Google a pourtant tenté de mettre des formes à sa proposition. Dans son « explainer », les quatre ingénieurs évoquent les buts et non-buts de la technologie. Par exemple, la technologie est conçue pour ne pas autoriser de nouvelles capacités de suivi cross-site grâce aux attestations reçues, ce qui nierait d’ailleurs la raison d’être de la Privacy Sandbox. Surtout, l’API n’est pas censée « renforcer ou interférer avec les fonctionnalités du navigateur, y compris les plugins et les extensions ».

Un danger de fragmentation

Cette mention des extensions est importante, puisqu’elle concerne directement les capacités de blocage publicitaire recherchées par bon nombre d’internautes.
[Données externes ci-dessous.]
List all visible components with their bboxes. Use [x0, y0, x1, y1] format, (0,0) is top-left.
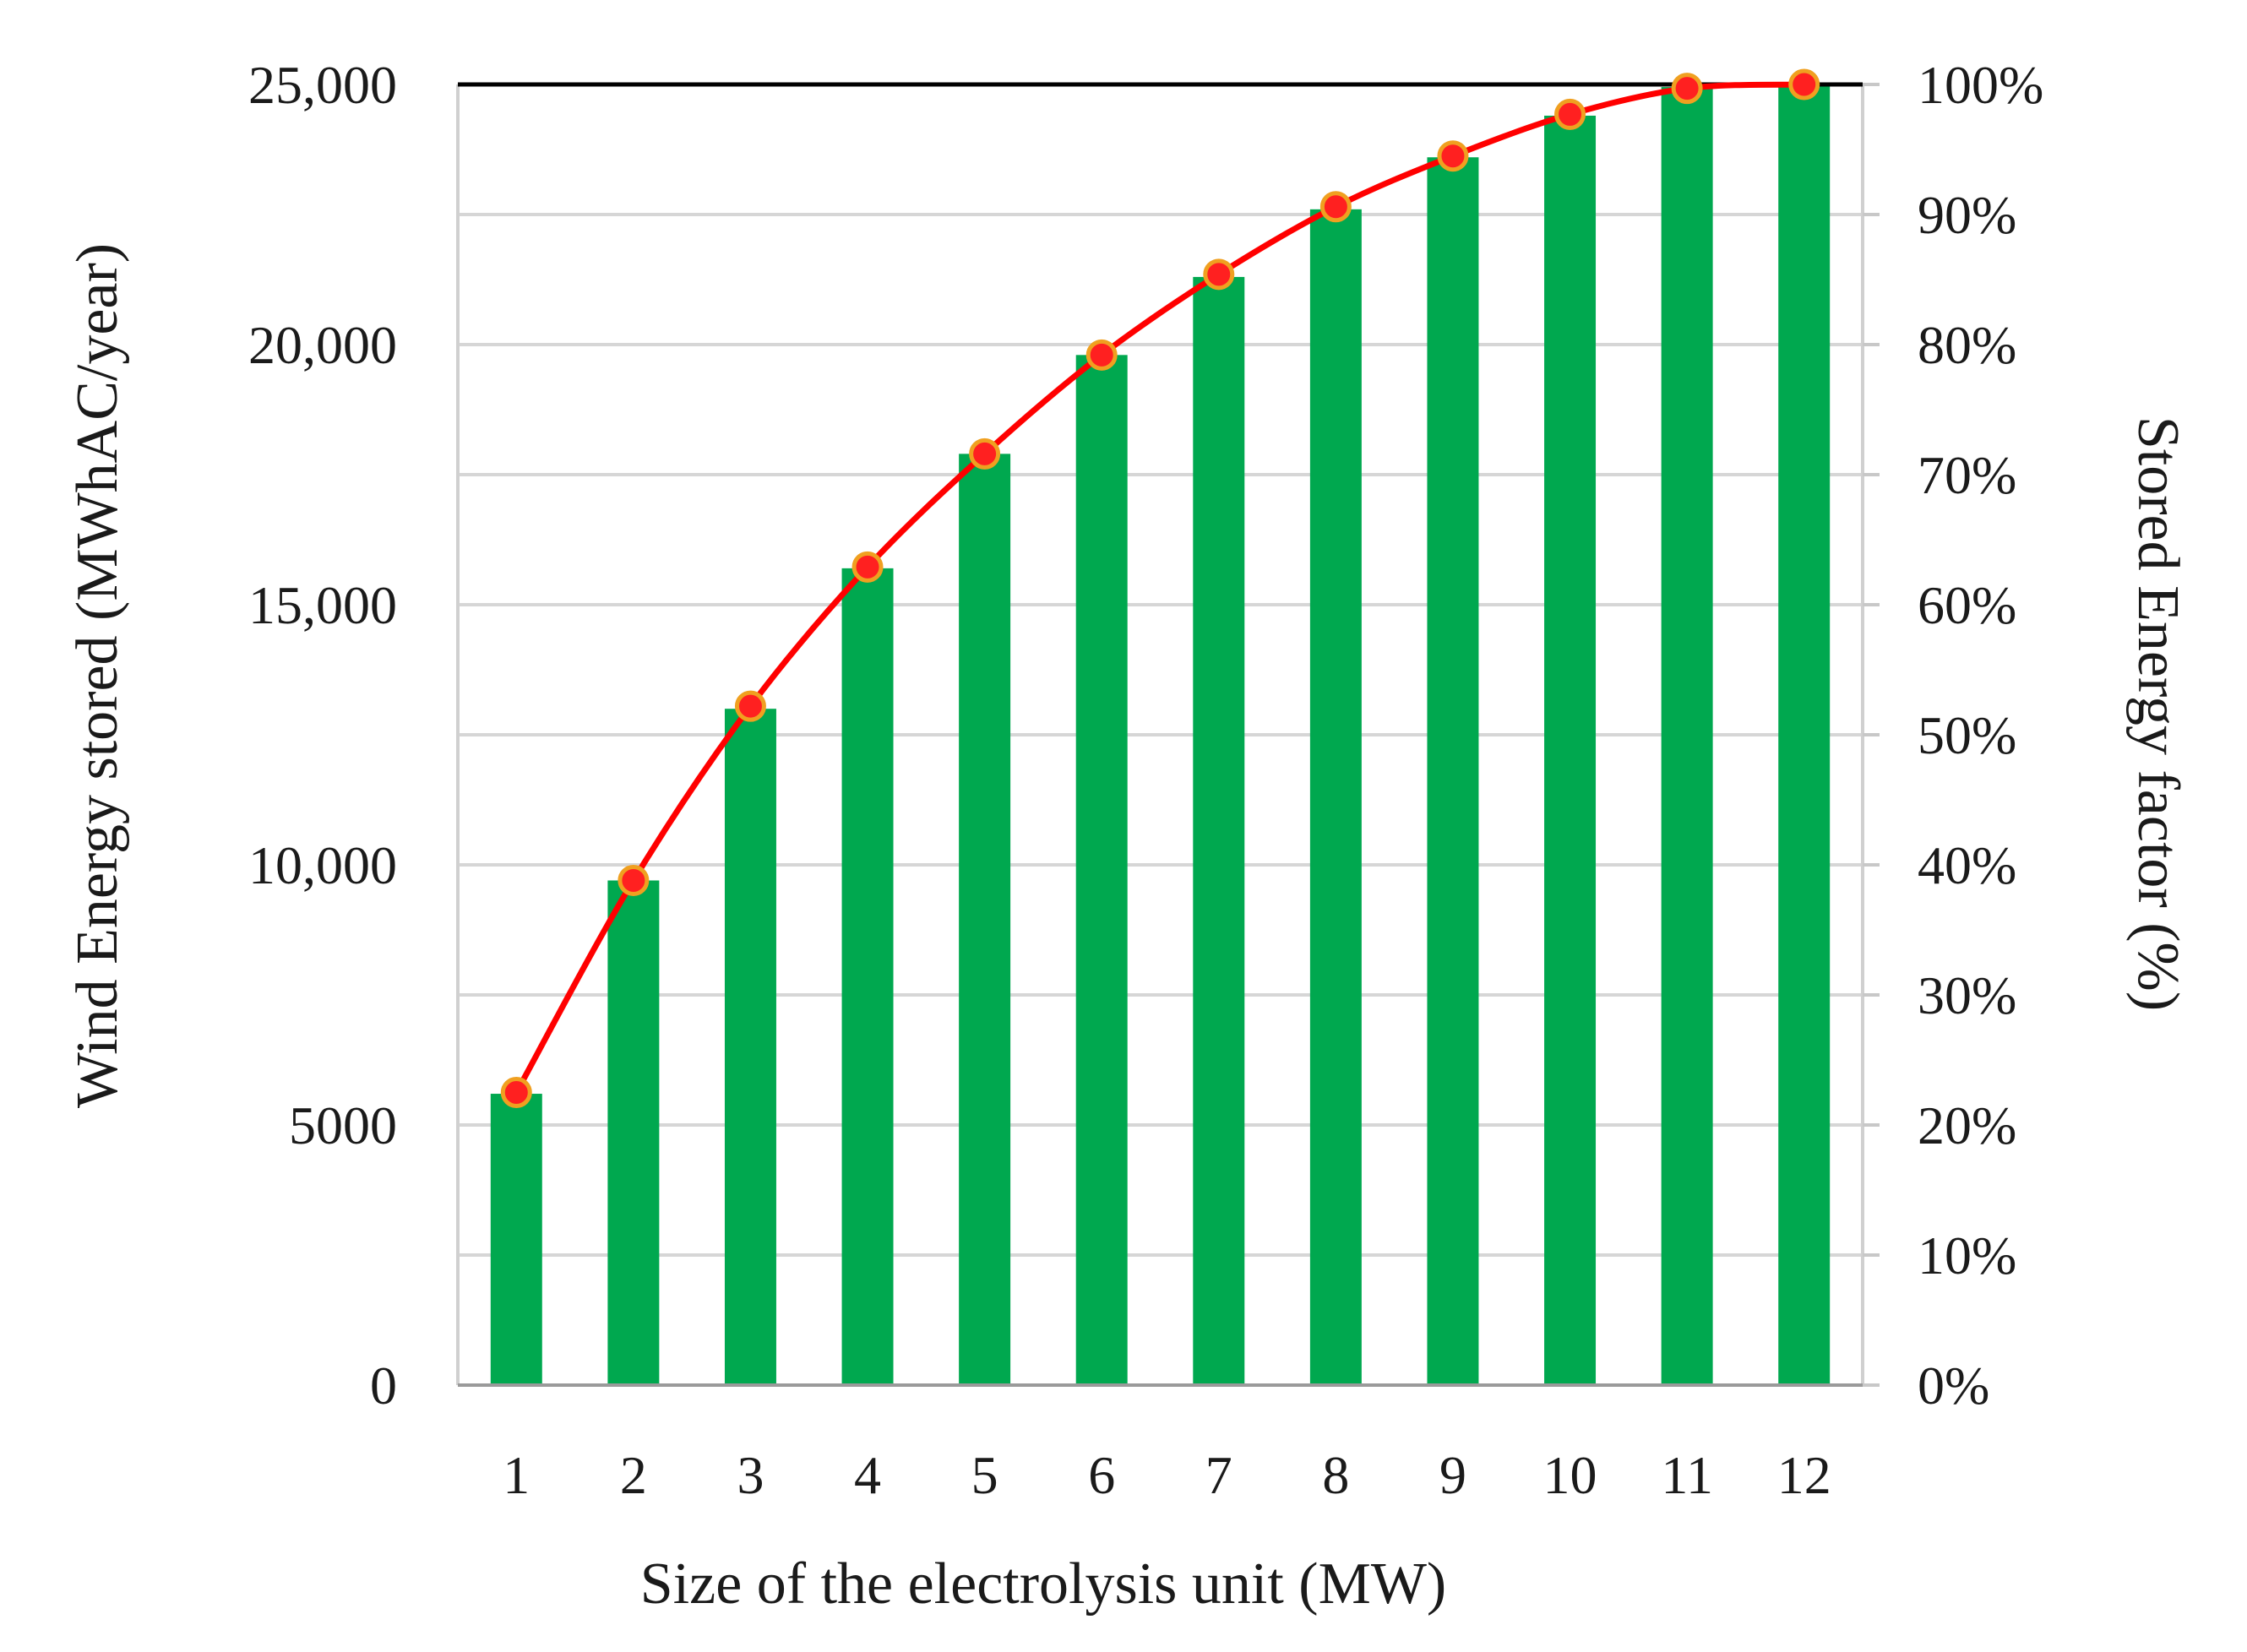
right-tick-label: 90%: [1918, 185, 2016, 245]
bar-2: [607, 880, 660, 1385]
x-tick-label: 11: [1661, 1445, 1713, 1505]
line-point-8: [1319, 191, 1352, 223]
bar-8: [1309, 209, 1362, 1386]
bar-11: [1661, 87, 1713, 1386]
x-axis-ticks: 1 2 3 4 5 6 7 8 9 10 11 12: [503, 1445, 1831, 1505]
line-point-11: [1671, 73, 1703, 105]
x-tick-label: 10: [1543, 1445, 1597, 1505]
left-tick-label: 20,000: [248, 315, 397, 375]
bar-4: [841, 568, 894, 1385]
bar-3: [724, 709, 776, 1385]
x-tick-label: 3: [737, 1445, 764, 1505]
right-tick-label: 0%: [1918, 1356, 1989, 1416]
line-series-stored-factor: [500, 68, 1820, 1108]
bar-5: [959, 454, 1011, 1385]
left-axis-ticks: 0 5000 10,000 15,000 20,000 25,000: [248, 55, 397, 1416]
x-tick-label: 4: [854, 1445, 881, 1505]
right-tick-label: 80%: [1918, 315, 2016, 375]
right-axis-title: Stored Energy factor (%): [2125, 416, 2190, 1011]
x-tick-label: 2: [620, 1445, 647, 1505]
gridlines: [458, 213, 1863, 1257]
bar-9: [1427, 157, 1479, 1386]
line-point-6: [1085, 339, 1118, 371]
right-axis-ticks: 0% 10% 20% 30% 40% 50% 60% 70% 80% 90% 100%: [1863, 55, 2043, 1416]
x-tick-label: 6: [1088, 1445, 1115, 1505]
bar-series-wind-energy: [490, 84, 1831, 1386]
right-tick-label: 70%: [1918, 445, 2016, 505]
left-tick-label: 25,000: [248, 55, 397, 115]
line-point-4: [851, 551, 884, 583]
line-point-9: [1437, 140, 1469, 172]
left-tick-label: 15,000: [248, 575, 397, 635]
x-tick-label: 7: [1205, 1445, 1232, 1505]
line-point-1: [500, 1077, 532, 1108]
left-tick-label: 5000: [289, 1095, 397, 1155]
x-axis-title: Size of the electrolysis unit (MW): [640, 1551, 1446, 1617]
stored-factor-line: [514, 81, 1804, 1095]
line-point-3: [734, 690, 766, 722]
bar-1: [490, 1094, 542, 1385]
line-point-5: [969, 437, 1001, 470]
line-point-7: [1203, 258, 1235, 291]
x-tick-label: 9: [1439, 1445, 1466, 1505]
right-tick-label: 30%: [1918, 965, 2016, 1025]
x-tick-label: 12: [1777, 1445, 1831, 1505]
line-point-12: [1788, 68, 1820, 101]
left-tick-label: 0: [370, 1356, 397, 1416]
right-tick-label: 60%: [1918, 575, 2016, 635]
bar-12: [1778, 84, 1831, 1385]
left-tick-label: 10,000: [248, 835, 397, 895]
x-tick-label: 5: [971, 1445, 998, 1505]
left-axis-title: Wind Energy stored (MWhAC/year): [65, 243, 130, 1108]
bar-6: [1075, 355, 1128, 1385]
right-tick-label: 10%: [1918, 1225, 2016, 1285]
right-tick-label: 40%: [1918, 835, 2016, 895]
right-tick-label: 100%: [1918, 55, 2043, 115]
right-tick-label: 50%: [1918, 705, 2016, 765]
bar-7: [1193, 276, 1245, 1385]
right-tick-label: 20%: [1918, 1095, 2016, 1155]
bar-10: [1544, 115, 1597, 1386]
line-point-10: [1554, 98, 1586, 130]
x-tick-label: 8: [1322, 1445, 1349, 1505]
x-tick-label: 1: [503, 1445, 530, 1505]
line-point-2: [618, 864, 650, 896]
À ce sujet, les explications sont imprécises : l’API « atteste la légitimité de la pile matérielle et logicielle sous-jacente, elle ne restreint pas les fonctions de l'application. Par exemple, si le navigateur autorise les extensions, l'utilisateur peut les utiliser ; si un navigateur est modifié, le navigateur modifié peut toujours demander l'attestation de l'intégrité de l'environnement web ». C’est tout.

Dans l’optique où Google aurait pour projet de verrouiller les accès à ses services en imposant ses conditions, rien ne serait gagné pour autant. Chrome a beau être le navigateur le plus utilisé au monde, rejeter radicalement les bloqueurs de publicité aurait tôt fait de lancer une partie des internautes à la recherche de nouvelles solutions pour un web « plus propre ». Mais là encore, aucune garantie, car Google dit ne pas souhaiter que son mécanisme soit exclusif à Chrome. Les autres navigateurs pourraient ainsi l'adopter. On imagine mal cela dit des éditeurs comme Mozilla l'adopter, quand sa position sur le Manifest v3 est déjà très claire.

Si, au contraire, Google prévoit de proposer cette API comme simple équivalent de Play Integrity pour le web, le danger ne sera pas moins grand. Web Environment Integrity fonctionnerait alors comme un DRM pour le web, fractionnant les services entre ceux qui l’utiliseraient et les autres. Il n’y a pas de raison en effet pour que des sociétés comme Netflix ou les banques, qui se servent de ces mécanismes sur Android et iOS, fassent l’impasse sur cette solution qui garantirait les conditions d’exécution prévues.